1886, Briefe 655–784
761. An Franz Overbeck in Basel
Ruta Ligure 12 Oct. 1886
Lieber Freund,
gestern kam Dein Brief (mit dem Gelde) in meine Hände, der mich über Deine Basler Wohnungsnoth unterrichtete. Nein, welche Tribulation! Welche Koboldigkeit des Zufalls! Ich drücke Dir und Deiner lieben Frau mein herzlichstes Bedauern aus. —
Schöner, erquicklicher Herbst, nach einem Jahre, das für mich mancherlei Spannung, aber noch mehr Lösung und Abthun mit sich brachte. Das Letzte ist, daß zwei meiner früheren Bücher in neuen Ausgaben erscheinen, die „Geburt der Tragödie“, bereichert durch einen als Vorrede vorauslaufenden „Versuch einer Selbstkritik“, den ich Deiner Aufmerksamkeit empfehle; insgleichen Menschliches Allzumenschliches in 2 Bänden, mit langen Vorreden, in denen einige Winke für solche gegeben sind, welche sich ernsthaft auf mein „Verständniß“ vorbereiten wollen. Übrigens hat es mit dem „Verstandenwerden“ etwas auf sich; und ich hoffe und wünsche, es möge noch eine gute Zeit dauern, bis es dazu kommt. Am besten wäre es wohl erst nach meinem Tode. Es hat mich ordentlich beruhigt, daß auch ein so feiner und wohlwollender Leser, wie Du es bist, immer noch zweifelhaft darüber bleibt, was ich eigentlich will: meine Angst war groß geworden gerade in der umgekehrten Richtung, nämlich, daß ich dies Mal etwas zu deutlich gewesen sei und „mich“ zu früh schon verrathen habe. Es liegt auf der Hand: ich muß erst noch eine Menge erzieherischer Prämissen geben, bis ich mir endlich meine eignen Leser gezüchtet habe, ich meine Leser, die meine Probleme sehn dürfen, ohne an ihnen zu zerbrechen. Ein Aufsatz des Dr.
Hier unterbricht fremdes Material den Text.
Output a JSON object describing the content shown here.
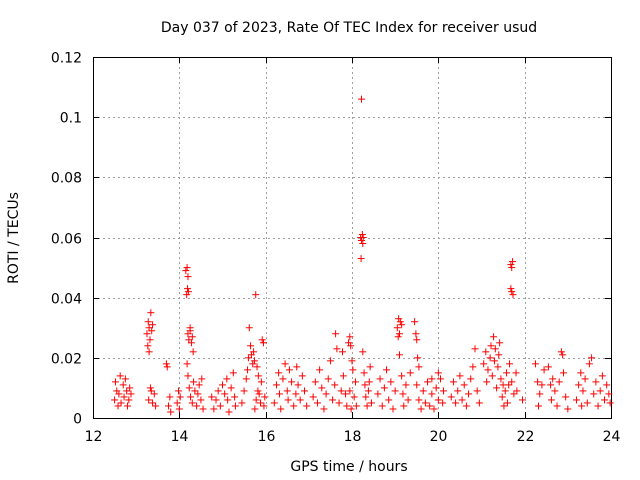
{
  "chart_data": {
    "type": "scatter",
    "title": "Day 037 of 2023, Rate Of TEC Index for receiver usud",
    "xlabel": "GPS time / hours",
    "ylabel": "ROTI / TECUs",
    "xlim": [
      12,
      24
    ],
    "ylim": [
      0,
      0.12
    ],
    "xticks": [
      12,
      14,
      16,
      18,
      20,
      22,
      24
    ],
    "xtick_labels": [
      "12",
      "14",
      "16",
      "18",
      "20",
      "22",
      "24"
    ],
    "yticks": [
      0,
      0.02,
      0.04,
      0.06,
      0.08,
      0.1,
      0.12
    ],
    "ytick_labels": [
      "0",
      "0.02",
      "0.04",
      "0.06",
      "0.08",
      "0.1",
      "0.12"
    ],
    "grid": true,
    "marker": "+",
    "color": "#ff0000",
    "series": [
      {
        "name": "ROTI",
        "points": [
          [
            12.5,
            0.006
          ],
          [
            12.52,
            0.012
          ],
          [
            12.55,
            0.009
          ],
          [
            12.58,
            0.004
          ],
          [
            12.6,
            0.008
          ],
          [
            12.63,
            0.014
          ],
          [
            12.65,
            0.005
          ],
          [
            12.7,
            0.011
          ],
          [
            12.72,
            0.007
          ],
          [
            12.75,
            0.013
          ],
          [
            12.78,
            0.009
          ],
          [
            12.8,
            0.004
          ],
          [
            12.83,
            0.006
          ],
          [
            12.85,
            0.01
          ],
          [
            12.88,
            0.008
          ],
          [
            13.25,
            0.028
          ],
          [
            13.28,
            0.032
          ],
          [
            13.3,
            0.03
          ],
          [
            13.32,
            0.026
          ],
          [
            13.34,
            0.035
          ],
          [
            13.36,
            0.029
          ],
          [
            13.38,
            0.031
          ],
          [
            13.3,
            0.022
          ],
          [
            13.27,
            0.024
          ],
          [
            13.29,
            0.006
          ],
          [
            13.33,
            0.01
          ],
          [
            13.38,
            0.005
          ],
          [
            13.42,
            0.008
          ],
          [
            13.45,
            0.004
          ],
          [
            13.35,
            0.009
          ],
          [
            13.7,
            0.018
          ],
          [
            13.72,
            0.017
          ],
          [
            13.75,
            0.004
          ],
          [
            13.78,
            0.007
          ],
          [
            13.8,
            0.002
          ],
          [
            13.95,
            0.005
          ],
          [
            13.98,
            0.009
          ],
          [
            14.0,
            0.003
          ],
          [
            14.02,
            0.007
          ],
          [
            14.15,
            0.049
          ],
          [
            14.18,
            0.05
          ],
          [
            14.2,
            0.047
          ],
          [
            14.17,
            0.041
          ],
          [
            14.21,
            0.042
          ],
          [
            14.19,
            0.043
          ],
          [
            14.2,
            0.028
          ],
          [
            14.22,
            0.026
          ],
          [
            14.25,
            0.029
          ],
          [
            14.28,
            0.025
          ],
          [
            14.3,
            0.027
          ],
          [
            14.32,
            0.022
          ],
          [
            14.25,
            0.03
          ],
          [
            14.18,
            0.018
          ],
          [
            14.2,
            0.014
          ],
          [
            14.23,
            0.01
          ],
          [
            14.26,
            0.007
          ],
          [
            14.3,
            0.005
          ],
          [
            14.33,
            0.012
          ],
          [
            14.36,
            0.009
          ],
          [
            14.4,
            0.004
          ],
          [
            14.43,
            0.008
          ],
          [
            14.46,
            0.011
          ],
          [
            14.5,
            0.006
          ],
          [
            14.52,
            0.013
          ],
          [
            14.55,
            0.003
          ],
          [
            14.75,
            0.007
          ],
          [
            14.8,
            0.003
          ],
          [
            14.85,
            0.006
          ],
          [
            14.9,
            0.009
          ],
          [
            14.95,
            0.004
          ],
          [
            15.0,
            0.011
          ],
          [
            15.05,
            0.008
          ],
          [
            15.1,
            0.013
          ],
          [
            15.12,
            0.006
          ],
          [
            15.15,
            0.002
          ],
          [
            15.2,
            0.01
          ],
          [
            15.25,
            0.015
          ],
          [
            15.28,
            0.007
          ],
          [
            15.3,
            0.004
          ],
          [
            15.45,
            0.005
          ],
          [
            15.5,
            0.009
          ],
          [
            15.55,
            0.013
          ],
          [
            15.58,
            0.016
          ],
          [
            15.6,
            0.02
          ],
          [
            15.62,
            0.03
          ],
          [
            15.65,
            0.024
          ],
          [
            15.67,
            0.021
          ],
          [
            15.7,
            0.018
          ],
          [
            15.72,
            0.022
          ],
          [
            15.74,
            0.019
          ],
          [
            15.77,
            0.041
          ],
          [
            15.8,
            0.017
          ],
          [
            15.83,
            0.014
          ],
          [
            15.85,
            0.008
          ],
          [
            15.88,
            0.005
          ],
          [
            15.9,
            0.012
          ],
          [
            15.92,
            0.026
          ],
          [
            15.95,
            0.025
          ],
          [
            15.75,
            0.003
          ],
          [
            15.78,
            0.006
          ],
          [
            15.82,
            0.009
          ],
          [
            15.96,
            0.004
          ],
          [
            15.98,
            0.007
          ],
          [
            16.2,
            0.005
          ],
          [
            16.25,
            0.011
          ],
          [
            16.3,
            0.015
          ],
          [
            16.32,
            0.008
          ],
          [
            16.35,
            0.003
          ],
          [
            16.4,
            0.013
          ],
          [
            16.45,
            0.018
          ],
          [
            16.5,
            0.009
          ],
          [
            16.52,
            0.006
          ],
          [
            16.55,
            0.016
          ],
          [
            16.6,
            0.012
          ],
          [
            16.65,
            0.004
          ],
          [
            16.7,
            0.008
          ],
          [
            16.72,
            0.017
          ],
          [
            16.75,
            0.011
          ],
          [
            16.8,
            0.006
          ],
          [
            16.85,
            0.014
          ],
          [
            16.9,
            0.009
          ],
          [
            16.95,
            0.004
          ],
          [
            17.1,
            0.007
          ],
          [
            17.15,
            0.012
          ],
          [
            17.2,
            0.005
          ],
          [
            17.25,
            0.016
          ],
          [
            17.3,
            0.01
          ],
          [
            17.35,
            0.003
          ],
          [
            17.4,
            0.008
          ],
          [
            17.45,
            0.013
          ],
          [
            17.5,
            0.019
          ],
          [
            17.55,
            0.006
          ],
          [
            17.6,
            0.011
          ],
          [
            17.62,
            0.028
          ],
          [
            17.65,
            0.023
          ],
          [
            17.7,
            0.005
          ],
          [
            17.75,
            0.009
          ],
          [
            17.78,
            0.022
          ],
          [
            17.8,
            0.014
          ],
          [
            17.85,
            0.008
          ],
          [
            17.88,
            0.004
          ],
          [
            17.92,
            0.025
          ],
          [
            17.95,
            0.027
          ],
          [
            17.97,
            0.024
          ],
          [
            18.0,
            0.019
          ],
          [
            18.02,
            0.016
          ],
          [
            18.05,
            0.007
          ],
          [
            18.08,
            0.012
          ],
          [
            18.1,
            0.004
          ],
          [
            17.95,
            0.009
          ],
          [
            17.98,
            0.003
          ],
          [
            18.22,
            0.106
          ],
          [
            18.2,
            0.06
          ],
          [
            18.22,
            0.059
          ],
          [
            18.25,
            0.058
          ],
          [
            18.21,
            0.053
          ],
          [
            18.24,
            0.061
          ],
          [
            18.26,
            0.06
          ],
          [
            18.25,
            0.022
          ],
          [
            18.28,
            0.015
          ],
          [
            18.3,
            0.011
          ],
          [
            18.32,
            0.007
          ],
          [
            18.35,
            0.004
          ],
          [
            18.38,
            0.009
          ],
          [
            18.4,
            0.012
          ],
          [
            18.42,
            0.017
          ],
          [
            18.45,
            0.005
          ],
          [
            18.6,
            0.008
          ],
          [
            18.65,
            0.013
          ],
          [
            18.7,
            0.004
          ],
          [
            18.75,
            0.01
          ],
          [
            18.8,
            0.016
          ],
          [
            18.85,
            0.006
          ],
          [
            18.9,
            0.012
          ],
          [
            18.95,
            0.003
          ],
          [
            19.0,
            0.009
          ],
          [
            19.05,
            0.03
          ],
          [
            19.08,
            0.033
          ],
          [
            19.1,
            0.028
          ],
          [
            19.12,
            0.032
          ],
          [
            19.15,
            0.031
          ],
          [
            19.07,
            0.027
          ],
          [
            19.1,
            0.021
          ],
          [
            19.15,
            0.014
          ],
          [
            19.18,
            0.008
          ],
          [
            19.2,
            0.004
          ],
          [
            19.25,
            0.011
          ],
          [
            19.3,
            0.006
          ],
          [
            19.35,
            0.015
          ],
          [
            19.45,
            0.032
          ],
          [
            19.48,
            0.028
          ],
          [
            19.5,
            0.026
          ],
          [
            19.52,
            0.02
          ],
          [
            19.55,
            0.017
          ],
          [
            19.5,
            0.011
          ],
          [
            19.55,
            0.006
          ],
          [
            19.6,
            0.003
          ],
          [
            19.65,
            0.009
          ],
          [
            19.7,
            0.005
          ],
          [
            19.75,
            0.012
          ],
          [
            19.8,
            0.004
          ],
          [
            19.85,
            0.008
          ],
          [
            19.9,
            0.003
          ],
          [
            19.95,
            0.01
          ],
          [
            20.0,
            0.006
          ],
          [
            20.05,
            0.013
          ],
          [
            20.1,
            0.005
          ],
          [
            20.12,
            0.009
          ],
          [
            20.0,
            0.015
          ],
          [
            19.85,
            0.013
          ],
          [
            20.3,
            0.007
          ],
          [
            20.35,
            0.012
          ],
          [
            20.4,
            0.005
          ],
          [
            20.45,
            0.009
          ],
          [
            20.5,
            0.014
          ],
          [
            20.55,
            0.006
          ],
          [
            20.6,
            0.011
          ],
          [
            20.65,
            0.004
          ],
          [
            20.7,
            0.008
          ],
          [
            20.75,
            0.013
          ],
          [
            20.8,
            0.017
          ],
          [
            20.85,
            0.023
          ],
          [
            20.9,
            0.009
          ],
          [
            20.95,
            0.005
          ],
          [
            21.05,
            0.018
          ],
          [
            21.1,
            0.022
          ],
          [
            21.12,
            0.012
          ],
          [
            21.15,
            0.016
          ],
          [
            21.2,
            0.02
          ],
          [
            21.22,
            0.024
          ],
          [
            21.25,
            0.014
          ],
          [
            21.28,
            0.027
          ],
          [
            21.3,
            0.019
          ],
          [
            21.32,
            0.023
          ],
          [
            21.35,
            0.01
          ],
          [
            21.38,
            0.017
          ],
          [
            21.4,
            0.021
          ],
          [
            21.42,
            0.025
          ],
          [
            21.45,
            0.013
          ],
          [
            21.48,
            0.007
          ],
          [
            21.5,
            0.011
          ],
          [
            21.52,
            0.004
          ],
          [
            21.55,
            0.009
          ],
          [
            21.58,
            0.015
          ],
          [
            21.68,
            0.051
          ],
          [
            21.7,
            0.05
          ],
          [
            21.72,
            0.052
          ],
          [
            21.68,
            0.043
          ],
          [
            21.7,
            0.042
          ],
          [
            21.73,
            0.041
          ],
          [
            21.65,
            0.018
          ],
          [
            21.7,
            0.012
          ],
          [
            21.75,
            0.008
          ],
          [
            21.8,
            0.015
          ],
          [
            21.82,
            0.009
          ],
          [
            21.6,
            0.005
          ],
          [
            21.63,
            0.011
          ],
          [
            21.95,
            0.006
          ],
          [
            22.25,
            0.018
          ],
          [
            22.3,
            0.012
          ],
          [
            22.32,
            0.004
          ],
          [
            22.35,
            0.008
          ],
          [
            22.4,
            0.011
          ],
          [
            22.45,
            0.016
          ],
          [
            22.55,
            0.017
          ],
          [
            22.6,
            0.011
          ],
          [
            22.62,
            0.006
          ],
          [
            22.65,
            0.013
          ],
          [
            22.7,
            0.009
          ],
          [
            22.75,
            0.004
          ],
          [
            22.8,
            0.012
          ],
          [
            22.85,
            0.022
          ],
          [
            22.88,
            0.021
          ],
          [
            22.9,
            0.015
          ],
          [
            22.95,
            0.007
          ],
          [
            23.0,
            0.003
          ],
          [
            23.2,
            0.006
          ],
          [
            23.25,
            0.011
          ],
          [
            23.3,
            0.015
          ],
          [
            23.32,
            0.004
          ],
          [
            23.35,
            0.009
          ],
          [
            23.4,
            0.013
          ],
          [
            23.45,
            0.005
          ],
          [
            23.5,
            0.018
          ],
          [
            23.55,
            0.02
          ],
          [
            23.6,
            0.008
          ],
          [
            23.65,
            0.012
          ],
          [
            23.7,
            0.004
          ],
          [
            23.75,
            0.009
          ],
          [
            23.8,
            0.014
          ],
          [
            23.85,
            0.006
          ],
          [
            23.9,
            0.011
          ],
          [
            23.95,
            0.008
          ],
          [
            23.98,
            0.005
          ]
        ]
      }
    ]
  }
}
Widmann im Bund (vom 16. und 17. Sept., lies ihn!) gab mir die Besorgniß, daß das Auge aller Art Polizei auf mich vorzeitig gelenkt werde; der Titel des Aufsatzes war „Nietzsches gefährliches Buch“, der erste Satz lautete ungefähr: „jene Dynamitvorräthe, die beim Bau der Gotthardbahn verwendet wurden, führten die schwarze, auf Todesgefahr deutende Warnungsflagge.“ —
Meine Adresse ist von nun an wieder: Nizza (France) poste restante. — Über meine „Stimmung“ darfst Du unbesorgt sein; ich sollte denken, die aggressive und militärische Laune meines letzten Buchs sei ein gutes Symptom? —
J. Burckhardt’s Brief, der kürzlich anlangte, betrübte mich, trotzdem er voll von der höchsten Auszeichnung für mich war. Aber was liegt mir jetzt daran! Ich wünschte zu hören „das ist meine Noth! Das hat mich stumm gemacht!“ — In diesem Sinne allein, mein alter Freund Overbeck, leide ich an meiner „Einsamkeit“. An Menschen fehlt mir’s nirgends, aber an solchen, mit denen ich meine Sorgen, meine Sorgen gemein habe! — Aber das ist eine alte Geschichte; und ich habe es hübsch bewiesen, daß ich es trotzdem aushalte. —
In Sils (welches ein Professoren-Rendezvous wird —) hatte ich Verkehr mit Deinem Collegen Brieger, welcher wünschte, Dir durch mich empfohlen zu sein. Er sagte, ernsthaft und ohne Koketterie, die Leipziger hätten sich vergriffen bei seiner Wahl, sie hätten Harnack nehmen müssen. — Maurenbrecher brachte Heinze’s Grüße; insgleichen hat sich Pflugk-Hartung mir vorgestellt. Auch mein Holländer war da u.s.w. u.s.w.